During the Fall semester of 2008, I co-tought a collaborative graduate studio with Mike Edwards in partnership with JP Morgan in the Design and Technology Department at Parsons the New School for Design. Our studio also teamed up with a Research Methods undergraduate course from the Design Management Department for a "co-disciplinary" approach to the partnership.
The course launched with a team from JP Morgan delivering an opening presentation to both classes and describing their initial design brief. The company consists of 180,000+ employees and they were interested in design proposals that would bring people within the company closer together and introduce employees to one another across hierarchical and divisional silos. They proposed the existing intranet profile and search pages as an initial point for intervention and redesign. It had been difficult to get employees to contribute information to the existing system and searches would result in fairly basic information.
We started the course by having the students design and develop alternative interfaces for exploring skill sets. The interface prototype could be used to search for students by their skills.

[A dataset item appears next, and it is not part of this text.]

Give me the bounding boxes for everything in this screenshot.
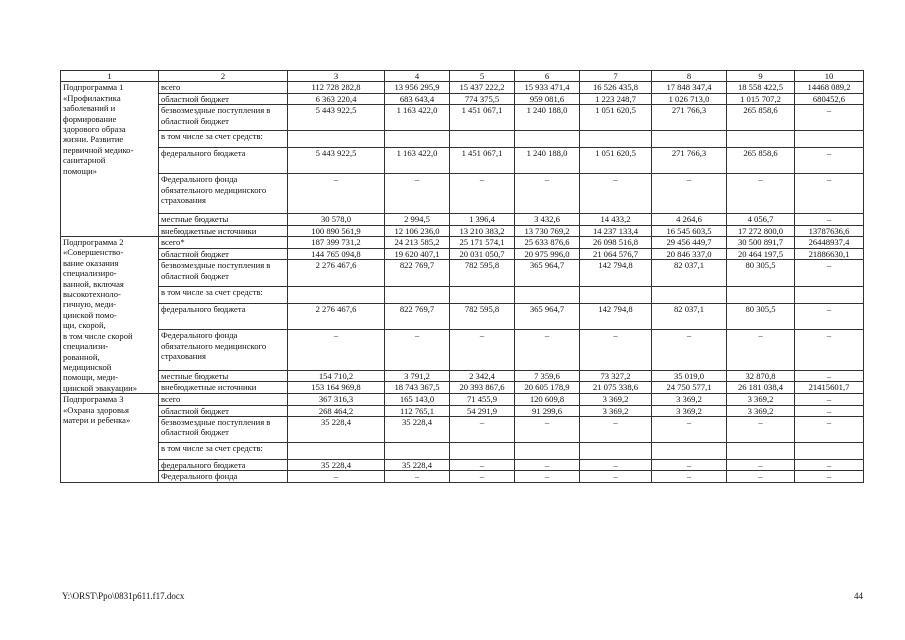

We then moved on to studying datamining in more detail by investigating the Enron email data set. The Enron emails were released to the public in the wake of the trial that ended the company. They contain 400,000 emails from 150 users and are an ideal set of data for mining connections between users. Students mined the data for clues to the users and for interesting correlations. The group that produced the chart below were able to compare the emotional tone of the emails with the stock price of the company and political influence over time.
At the midterm the students presented final project proposals directly to representatives from JP Morgan. They were encouraged to go beyond the scope of the original design brief and formulated five projects that covered keeping employees in touch with a status update/scheduling system, an online group-building network, a custom intranet homepage feature, and two projects that addressed better methods for search.
JP Circles was a project that was meant to be used as a personal and professional group-building tool. It would bring employees together from across hierarchical silos and different locations.
Checkpoint was intended to be a new status and scheduling tool that could be accessed online though an intranet-based web app and would exist as a mobile interface.
The class presented their final projects at JP Morgan headquarters in Midtown Manhattan.